3 March 2008
Datasets held by public sector organisations are a hot topic. This article describes how "fuzzy matching"’ data within and across databases can help the public sector to produce essential evaluative, audit and management information.
Since 1998 a large team at ORC International has been working with the Department for Work and Pensions on individual level data to help reduce the number of long-term unemployed.
At the start, there was just a single database for recording details of all 20,000 participants in the Government’s New Deal for Young People programme. Now, there is an over-arching database for all clients recorded on New Deal, Jobcentre and Jobcentre Plus computer systems. The team at ORC International now manage and apply regular updates to 40 databases storing millions of records accumulated since 1998 and deliver 35-40 cumulative data extracts a month using the statistical package SAS.
ORC International has the technology to cross-reference records of individuals with data from, for example, job seeking activity, benefit claim records and other programme-specific information. The technique is called “fuzzy matching”.
Fuzzy matching techniques enable the linkage of multiple records for an individual across and within data sets. This eliminates errors by finding duplications and inconsistencies such as variations in the spellings of names, more than one National Insurance number due to the use of temporary numbers, or minor data entry mistakes.
The use of geographical codes then helps take the fuzzy matching process to a more detailed level of analysis. Jobseekers’ postcodes are regularly mapped against a range of geographical variables including local authority district, electoral ward, parliamentary constituency, ”travel to work” area and government regional office.

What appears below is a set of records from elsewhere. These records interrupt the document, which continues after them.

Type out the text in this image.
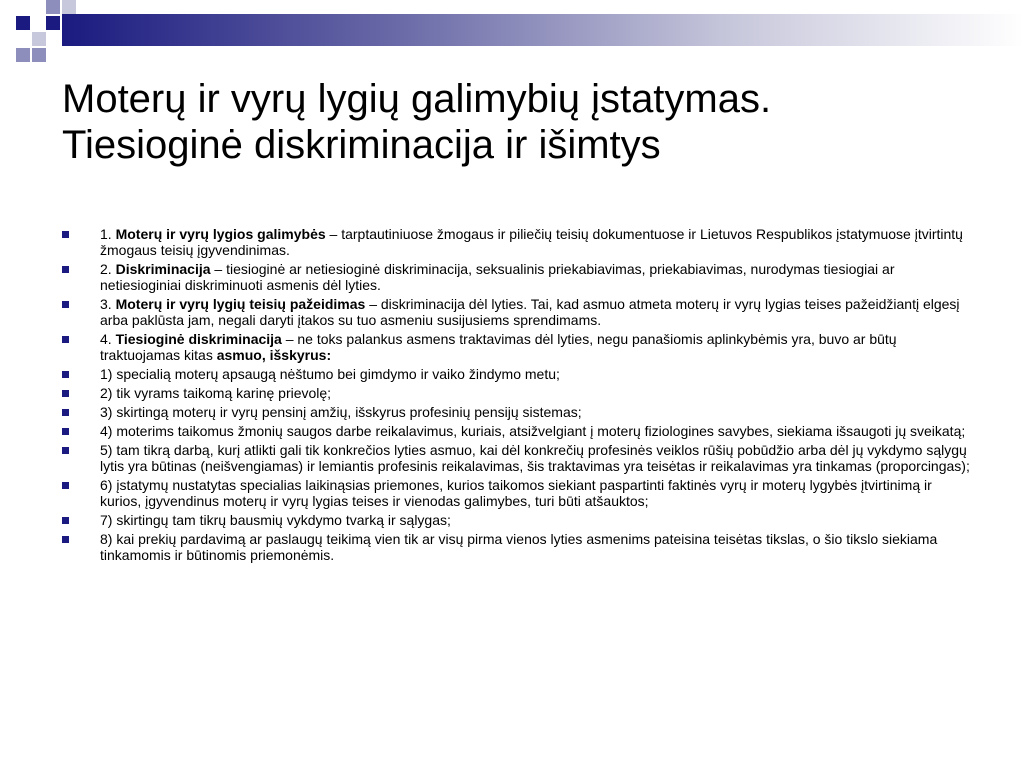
Moterų ir vyrų lygių galimybių įstatymas.
Tiesioginė diskriminacija ir išimtys
1. Moterų ir vyrų lygios galimybės – tarptautiniuose žmogaus ir piliečių teisių dokumentuose ir Lietuvos Respublikos įstatymuose įtvirtintų žmogaus teisių įgyvendinimas.
2. Diskriminacija – tiesioginė ar netiesioginė diskriminacija, seksualinis priekabiavimas, priekabiavimas, nurodymas tiesiogiai ar netiesioginiai diskriminuoti asmenis dėl lyties.
3. Moterų ir vyrų lygių teisių pažeidimas – diskriminacija dėl lyties. Tai, kad asmuo atmeta moterų ir vyrų lygias teises pažeidžiantį elgesį arba paklūsta jam, negali daryti įtakos su tuo asmeniu susijusiems sprendimams.
4. Tiesioginė diskriminacija – ne toks palankus asmens traktavimas dėl lyties, negu panašiomis aplinkybėmis yra, buvo ar būtų traktuojamas kitas asmuo, išskyrus:
1) specialią moterų apsaugą nėštumo bei gimdymo ir vaiko žindymo metu;
2) tik vyrams taikomą karinę prievolę;
3) skirtingą moterų ir vyrų pensinį amžių, išskyrus profesinių pensijų sistemas;
4) moterims taikomus žmonių saugos darbe reikalavimus, kuriais, atsižvelgiant į moterų fiziologines savybes, siekiama išsaugoti jų sveikatą;
5) tam tikrą darbą, kurį atlikti gali tik konkrečios lyties asmuo, kai dėl konkrečių profesinės veiklos rūšių pobūdžio arba dėl jų vykdymo sąlygų lytis yra būtinas (neišvengiamas) ir lemiantis profesinis reikalavimas, šis traktavimas yra teisėtas ir reikalavimas yra tinkamas (proporcingas);
6) įstatymų nustatytas specialias laikinąsias priemones, kurios taikomos siekiant paspartinti faktinės vyrų ir moterų lygybės įtvirtinimą ir kurios, įgyvendinus moterų ir vyrų lygias teises ir vienodas galimybes, turi būti atšauktos;
7) skirtingų tam tikrų bausmių vykdymo tvarką ir sąlygas;
8) kai prekių pardavimą ar paslaugų teikimą vien tik ar visų pirma vienos lyties asmenims pateisina teisėtas tikslas, o šio tikslo siekiama tinkamomis ir būtinomis priemonėmis.
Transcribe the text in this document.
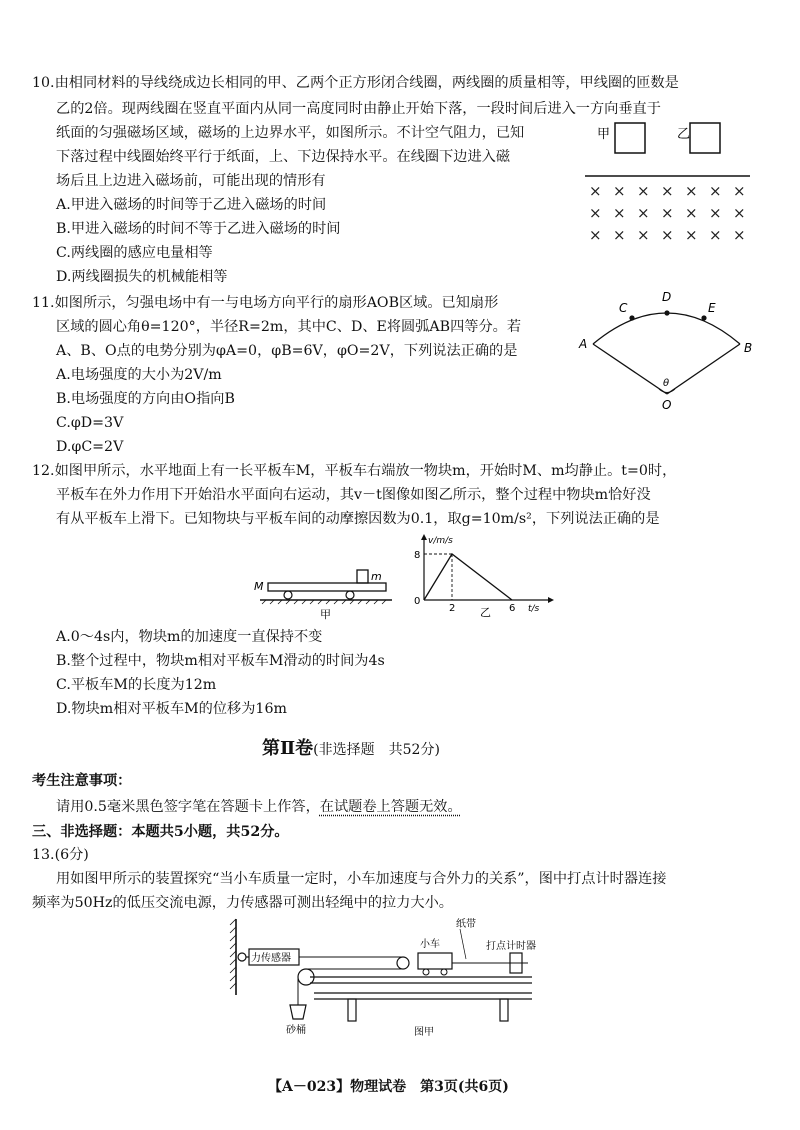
10.由相同材料的导线绕成边长相同的甲、乙两个正方形闭合线圈，两线圈的质量相等，甲线圈的匝数是
乙的2倍。现两线圈在竖直平面内从同一高度同时由静止开始下落，一段时间后进入一方向垂直于
纸面的匀强磁场区域，磁场的上边界水平，如图所示。不计空气阻力，已知
下落过程中线圈始终平行于纸面，上、下边保持水平。在线圈下边进入磁
场后且上边进入磁场前，可能出现的情形有
A.甲进入磁场的时间等于乙进入磁场的时间
B.甲进入磁场的时间不等于乙进入磁场的时间
C.两线圈的感应电量相等
D.两线圈损失的机械能相等
甲	乙
× × × × × × ×
× × × × × × ×
× × × × × × ×
11.如图所示，匀强电场中有一与电场方向平行的扇形AOB区域。已知扇形
区域的圆心角θ=120°，半径R=2m，其中C、D、E将圆弧AB四等分。若
A、B、O点的电势分别为φA=0，φB=6V，φO=2V，下列说法正确的是
A.电场强度的大小为2V/m
B.电场强度的方向由O指向B
C.φD=3V
D.φC=2V
A	B
C
D
E
θ
O
12.如图甲所示，水平地面上有一长平板车M，平板车右端放一物块m，开始时M、m均静止。t=0时，
平板车在外力作用下开始沿水平面向右运动，其v－t图像如图乙所示，整个过程中物块m恰好没
有从平板车上滑下。已知物块与平板车间的动摩擦因数为0.1，取g=10m/s²，下列说法正确的是
M
m
甲
v/m/s
8
0
2	6 t/s
乙
A.0～4s内，物块m的加速度一直保持不变
B.整个过程中，物块m相对平板车M滑动的时间为4s
C.平板车M的长度为12m
D.物块m相对平板车M的位移为16m
第Ⅱ卷(非选择题　共52分)
考生注意事项：
请用0.5毫米黑色签字笔在答题卡上作答，在试题卷上答题无效。
三、非选择题：本题共5小题，共52分。
13.(6分)
用如图甲所示的装置探究“当小车质量一定时，小车加速度与合外力的关系”，图中打点计时器连接
频率为50Hz的低压交流电源，力传感器可测出轻绳中的拉力大小。
力传感器
砂桶
小车
纸带
打点计时器
图甲
【A－023】物理试卷　第3页(共6页)
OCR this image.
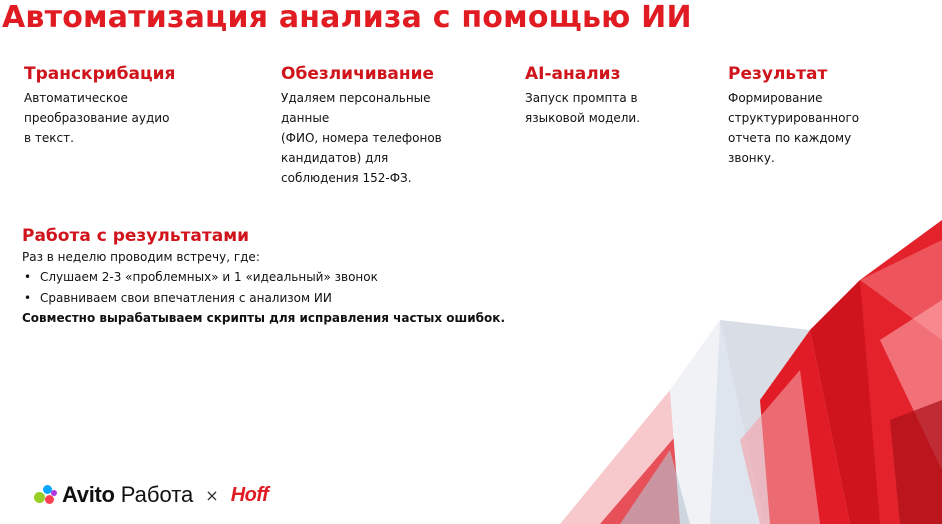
Автоматизация анализа с помощью ИИ
Транскрибация
Автоматическое
преобразование аудио
в текст.
Обезличивание
Удаляем персональные
данные
(ФИО, номера телефонов
кандидатов) для
соблюдения 152-ФЗ.
AI-анализ
Запуск промпта в
языковой модели.
Результат
Формирование
структурированного
отчета по каждому
звонку.
Работа с результатами
Раз в неделю проводим встречу, где:
• Слушаем 2-3 «проблемных» и 1 «идеальный» звонок
• Сравниваем свои впечатления с анализом ИИ
Совместно вырабатываем скрипты для исправления частых ошибок.
Avito Работа × Hoff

Collecting data from bespoke web sites
Some data on service provision is collected using bespoke websites – a key feature of the project since 2002. Initially, ORC International developed a website to capture the details for those attending European Social Fund Provision. Over the years, other bespoke web tools have been added. Examples include Employment Retention and Advancement, Employment Zones, Progress to Work and Incapacity Benefit. Adaptability is an essential characteristic of ORC International’s data systems, for example, random allocation techniques have been applied to enable the assignment of new clients to programme and control groups.
ORC International looks forward to helping with what are growing data challenges facing the public sector. We are well-placed to provide technological and research solutions for data security issues and do not predict that these important concerns will slow down the trend of ever more organisations seeking to improve their effectiveness through joined-up data systems.